In 1997 and 1998, the leaders of the Kabardino-Balkaria Republic and of the Republic of Adygeya sent appeals to the Duma to reconsider the situation and to issue the needed apology. But to date, there has been no response from Moscow, and the Circassians cannot say what has been the fate of their requests.

The Cherkess Congress puts forward two additional arguments in support of their demand, one that they say must be met before the end of July 2005. On the one hand, they note that such an apology is important not only to the Circassian groups living in the Russian Federation but also to "the approximately 3 million of our compatriots abroad" -- a reference to politically important groups in Turkey and elsewhere. And on the other, the Cherkess Congress appeal notes that there is ample precedent for the Russian government to do what they asked.
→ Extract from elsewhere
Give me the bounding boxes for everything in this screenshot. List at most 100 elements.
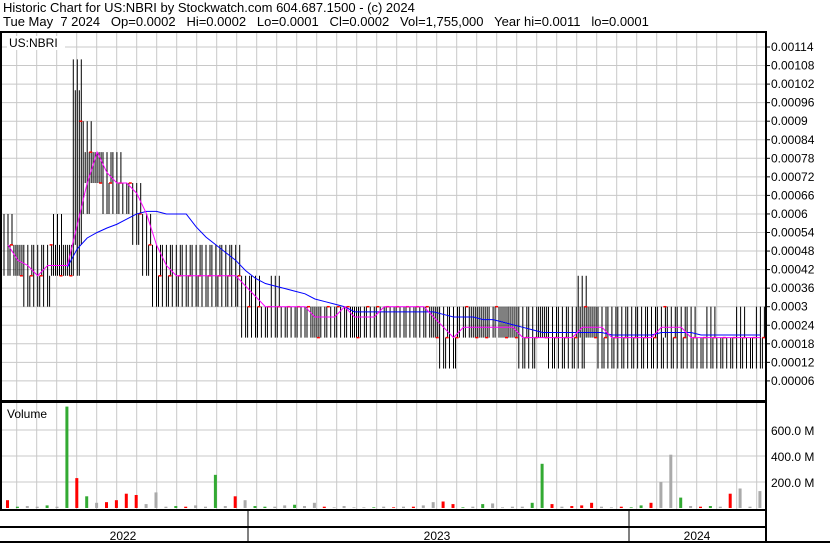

In April 1995, for example, the Duma recognized the killing of Armenians in Turkey in 1915 as a genocide because the Russian parliamentarians said the facts warranted such a designation.

Consequently, the appeal continues, the Russian Duma "would be demonstrating before the entire world its good will and ability to be consistent in the realization of the widely proclaimed in Russia principles of freedom and democracy, humanism and justice, and in the rejection of xenophobia and national, racial, and religious intolerance" if it acknowledged the tsarist genocide against the Circassians.

So far, there has been no response from Moscow to this latest appeal, one that was probably triggered by the demands of other groups for Moscow's acknowledgement of past misdeeds and by the Kremlin's efforts to merge the Republic of Adygeya into the surrounding Krasnodar Krai, a move the Circassians bitterly oppose.


Source: Radio Free Europe / Radio Liberty

15 July 2005, Volume 8, Number 23


Until December 2006, Paul Goble was vice dean for the social sciences and humanities at Audentes University in Tallinn and a senior research associate at the EuroCollege of the University of Tartu in Estonia. While there, he launched the “Window on Eurasia” series which at that time he distributed directly via e-mail. Prior to joining the faculty there in 2004, he served in various capacities in the U.S. State Department, the Central Intelligence Agency and the International Broadcasting Bureau as well as at the Voice of America and Radio Free Europe/Radio Liberty and at the Carnegie Endowment for International Peace. He writes frequently on ethnic and religious issues and has edited five volumes on ethnicity and religion in the former Soviet space. Trained at Miami University in Ohio and the University of Chicago, he has been decorated by the governments of Estonia, Latvia and Lithuania for his work in promoting Baltic independence and the withdrawal of Russian forces from those formerly occupied lands.